Jetzt, wie mache ich das? Es geht ja nicht um eine andere Ansicht, sondern hier stehen ZWEI ARBEITSWEISEN GEGEN EINANDER.

Sieben Jahre lang arbeitete ich mich durch die Akten des Geheimprozesses in Stuttgart (1737/38), bis ich Süß‘ Leben glaubte beschreiben zu können.

Ohne die geringste Kenntnisse meines Buches flutscht EINE BESSERWISSERIN daher, die mit dem Vorwurf der Undifferenziertheit um sich wirft – ohne jeden Beleg.

Meinst du wirklich, dass ich da unbetroffen sein kann? Es geht ja nicht um die Frage, ob Stuttgart am Nesenbach oder am Neckar liegt. Verhandelt wird die absolute Verurteilung einer fleißig erforschten Biografie. Wer es besser wissen will, muss zumindest so viel getan haben.

Noch nicht häufig habe ich so viel UNVERFRORENHEIT erlebt – aber ich will nicht pauschal werden, unverfroren war nur diese eine Göttingerin – und das anonym.

Ich ergreife den Streit beim Schopf, um eine nicht seltene Kritik-Methode unter Akademikern (Hurrah: nun auch unter Frauen) herauszustellen:

KEINE MINUTE MIT QUELLENARBEIT VERSCHWENDEN. Nicht mal die jüdische Gedenkschrift von Salomon Schächter (1738), von mir erstmals ediert (1994), wurde gelesen, sie ist bis heute nicht rezipiert worden.
NIE EINEN FUSS IN ARCHIVE SETZEN.

Der Sozialhistoriker Wehler wurde mit dieser Abstinenz berühmt, aber auch durchschaubar als Schwätzer.
Wer dagegen die eigene Sicht vorwiegend auf Quellen stützt, gilt leicht als „undifferenziert“.

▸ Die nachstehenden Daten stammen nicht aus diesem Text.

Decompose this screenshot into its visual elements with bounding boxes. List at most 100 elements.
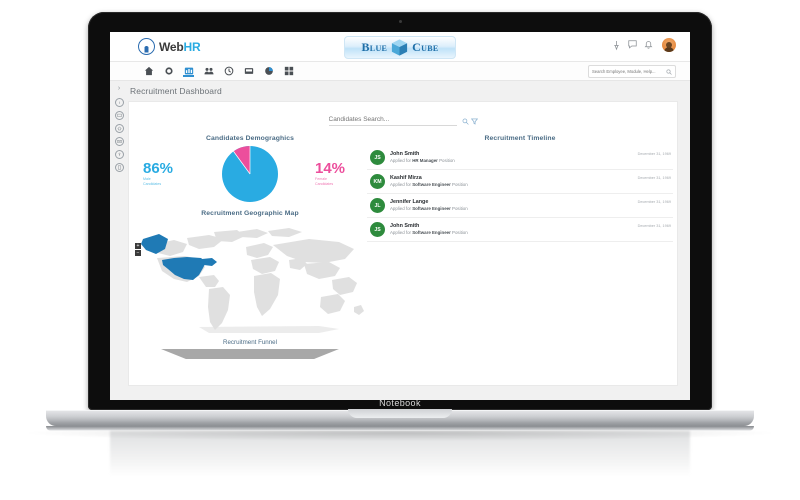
avatar: KM [370, 174, 385, 189]
breadcrumb: Recruitment Dashboard [130, 86, 222, 96]
timeline-title: Recruitment Timeline [484, 135, 556, 142]
webcam-icon [398, 20, 402, 23]
female-percent: 14% [315, 160, 346, 177]
bell-icon[interactable] [644, 40, 653, 51]
rail-home-icon[interactable] [114, 124, 124, 133]
rail-doc-icon[interactable] [114, 163, 124, 172]
applied-prefix: Applied for [390, 158, 411, 163]
nav-apps[interactable] [283, 66, 294, 77]
candidate-name: Kashif Mirza [390, 175, 422, 181]
screenshot-stage: Notebook WebHR Blue Cube Search Employee… [0, 0, 800, 500]
candidates-search-input[interactable] [328, 116, 457, 126]
candidate-position-line: Applied for HR Manager Position [390, 158, 633, 164]
nav-time[interactable] [223, 66, 234, 77]
female-label-2: Candidates [315, 182, 334, 186]
search-icon[interactable] [462, 118, 469, 125]
avatar: JL [370, 198, 385, 213]
world-map-svg[interactable] [139, 227, 369, 337]
applied-prefix: Applied for [390, 206, 411, 211]
cube-icon [390, 38, 409, 57]
male-percent: 86% [143, 160, 174, 177]
timeline-list: JS John Smith Applied for HR Manager Pos… [367, 146, 673, 242]
laptop-base [46, 409, 754, 426]
brand-name-accent: HR [183, 39, 201, 54]
geo-map-title: Recruitment Geographic Map [201, 210, 299, 217]
applied-suffix: Position [439, 158, 455, 163]
male-stat: 86% Male Candidates [143, 161, 189, 187]
candidate-position-line: Applied for Software Engineer Position [390, 230, 633, 236]
avatar[interactable] [662, 38, 676, 52]
rail-info-icon[interactable] [114, 98, 124, 107]
funnel-title: Recruitment Funnel [223, 339, 277, 346]
device-reflection [110, 431, 690, 477]
bluecube-logo: Blue Cube [344, 36, 456, 59]
candidate-name: John Smith [390, 151, 420, 157]
pin-icon[interactable] [612, 40, 621, 51]
nav-reports[interactable] [243, 66, 254, 77]
left-rail: › [110, 81, 128, 400]
female-stat: 14% Female Candidates [311, 161, 357, 187]
candidate-position-line: Applied for Software Engineer Position [390, 182, 633, 188]
avatar: JS [370, 150, 385, 165]
timeline-item-body: Jennifer Lange Applied for Software Engi… [390, 199, 633, 212]
timeline-item-body: John Smith Applied for Software Engineer… [390, 223, 633, 236]
applied-date: December 31, 1969 [637, 224, 671, 228]
filter-icon[interactable] [470, 118, 478, 125]
funnel-chart [161, 349, 339, 359]
candidate-name: John Smith [390, 223, 420, 229]
nav-dashboard[interactable] [183, 66, 194, 77]
dashboard-card: Candidates Demograghics 86% Male Candida… [128, 101, 678, 386]
applied-suffix: Position [452, 230, 468, 235]
timeline-item-body: Kashif Mirza Applied for Software Engine… [390, 175, 633, 188]
dashboard-columns: Candidates Demograghics 86% Male Candida… [129, 126, 677, 359]
map-zoom-out-button[interactable]: − [135, 250, 141, 256]
chat-icon[interactable] [628, 39, 637, 51]
nav-analytics[interactable] [263, 66, 274, 77]
left-column: Candidates Demograghics 86% Male Candida… [129, 135, 364, 359]
base-notch [348, 409, 452, 418]
rail-monitor-icon[interactable] [114, 111, 124, 120]
app-navbar [110, 62, 690, 81]
bluecube-word-1: Blue [361, 40, 388, 54]
list-item[interactable]: KM Kashif Mirza Applied for Software Eng… [367, 170, 673, 194]
nav-icon-group [143, 66, 294, 77]
candidates-search-row [129, 102, 677, 126]
global-search-input[interactable] [592, 69, 666, 74]
demographics-chart: 86% Male Candidates 14% Female Candidate… [143, 146, 357, 202]
bluecube-word-2: Cube [412, 40, 439, 54]
geo-map: + − [135, 227, 364, 337]
applied-suffix: Position [452, 182, 468, 187]
screen: WebHR Blue Cube Search Employee, Module,… [110, 32, 690, 400]
webhr-mark-icon [138, 38, 155, 55]
applied-date: December 31, 1969 [637, 176, 671, 180]
nav-people[interactable] [203, 66, 214, 77]
rail-mail-icon[interactable] [114, 137, 124, 146]
list-item[interactable]: JS John Smith Applied for HR Manager Pos… [367, 146, 673, 170]
global-search[interactable] [588, 65, 676, 78]
nav-home[interactable] [143, 66, 154, 77]
position-name: HR Manager [412, 158, 438, 163]
page-content: Recruitment Dashboard Candidates Search.… [128, 81, 690, 400]
brand-logo[interactable]: WebHR [138, 38, 201, 55]
laptop-lid: Notebook WebHR Blue Cube Search Employee… [88, 12, 712, 410]
candidates-search-actions [462, 118, 478, 125]
right-column: Recruitment Timeline JS John Smith Appli… [357, 135, 677, 359]
position-name: Software Engineer [412, 230, 451, 235]
candidate-position-line: Applied for Software Engineer Position [390, 206, 633, 212]
app-topbar: WebHR Blue Cube [110, 32, 690, 62]
brand-name-primary: Web [159, 39, 184, 54]
position-name: Software Engineer [412, 182, 451, 187]
search-icon[interactable] [666, 68, 672, 75]
map-zoom-controls: + − [135, 243, 141, 256]
list-item[interactable]: JL Jennifer Lange Applied for Software E… [367, 194, 673, 218]
applied-date: December 31, 1969 [637, 152, 671, 156]
rail-link-icon[interactable] [114, 150, 124, 159]
map-zoom-in-button[interactable]: + [135, 243, 141, 249]
nav-settings[interactable] [163, 66, 174, 77]
applied-prefix: Applied for [390, 182, 411, 187]
demographics-pie-chart [222, 146, 278, 202]
rail-toggle[interactable]: › [118, 85, 120, 92]
applied-date: December 31, 1969 [637, 200, 671, 204]
list-item[interactable]: JS John Smith Applied for Software Engin… [367, 218, 673, 242]
applied-prefix: Applied for [390, 230, 411, 235]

Ziel der „höheren“ akademischen Darstellung: GESCHEITER SEIN ALS DIE QUELLEN.

Die Folge: Viele Historiker und Germanisten können die Kanzleihandschriften früherer Jahrhunderte gar nicht mehr lesen. Also flieht ihr Forscherdrang auf abstraktere Ebenen hinauf.

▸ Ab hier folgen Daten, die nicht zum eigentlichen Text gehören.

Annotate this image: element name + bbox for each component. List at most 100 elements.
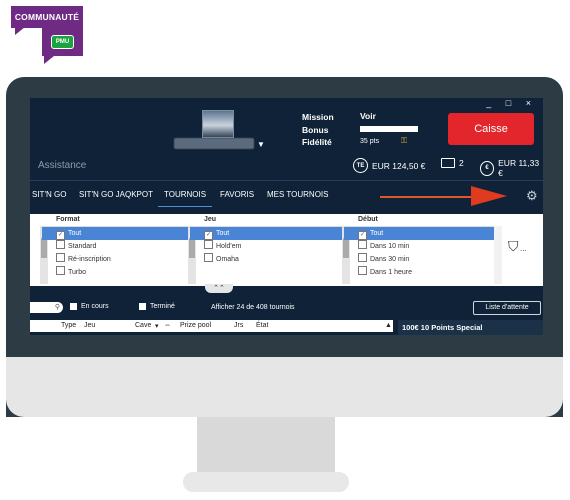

Allgemeine Erscheinung: Erforscht werden nicht das Leben von Süß, sein Schicksal, sondern die „FIGUR“, die „IKONE“, der “MYTHOS“.

Die Göttinger Frauengruppe fand es 2004 ganz selbstverständlich, dass der einzige lebende Süß-Biograf von der Hamburger Süß-Tagung AUSGESCHLOSSEN wurde, zumindest hat sich niemand dagegen gestellt.

Ich gratuliere zu dieser Strategie im Stile des Absolutismus.

Irene Aues Tagungsbericht – zu lesen unter HYPERLINK mailto:aue@mpi-g.gwdg.de aue@mpi-g.gwdg.de – kam auf hohem Ross daher. Das reizt mich zur Nachprüfung.

Die Tagung ging von einem angeblichen „MYTHOS JUD SÜSS“ aus. Na ja, so kurzlebig ist das kollektive Gedächtnis.

Bis 1998 hieß es: Süß sei als historische Figur uninteressant, die Nachforschung heute leicht möglich, interessiere aber niemand mehr. „Jud Süß“ als lästige Pflichtübung der „Betroffenen“. Ein deutscher Schuldkomplex. Abgehakt.

Süß wird in der Hamburger Tagung mit SCHWABBELIGEN BEGRIFFEN angegangen. Süß – ein Mythos? Wer dieses Leben erforscht hat, sieht das zwangsweise anders.

In Hamburg schwingt sich der Interpretationsgeist noch höher hinauf. Der Titel: „Joseph Süß Oppenheimer, genannt ‚Jud Süß‘. Zur Wirkungsmacht einer ‚ikonischen Figur’“.

Weißt du, Veit, was eine IKONISCHE FIGUR ist? Ich habe die Theologie der Ikonen studiert – eine Frömmigkeitsform der Ostkirche. Ich kann mir nicht vorstellen, dass hinter Süß eine platonische Welt lebt.

Du wirst sagen, ich könne mir schon denken, was gemeint sei.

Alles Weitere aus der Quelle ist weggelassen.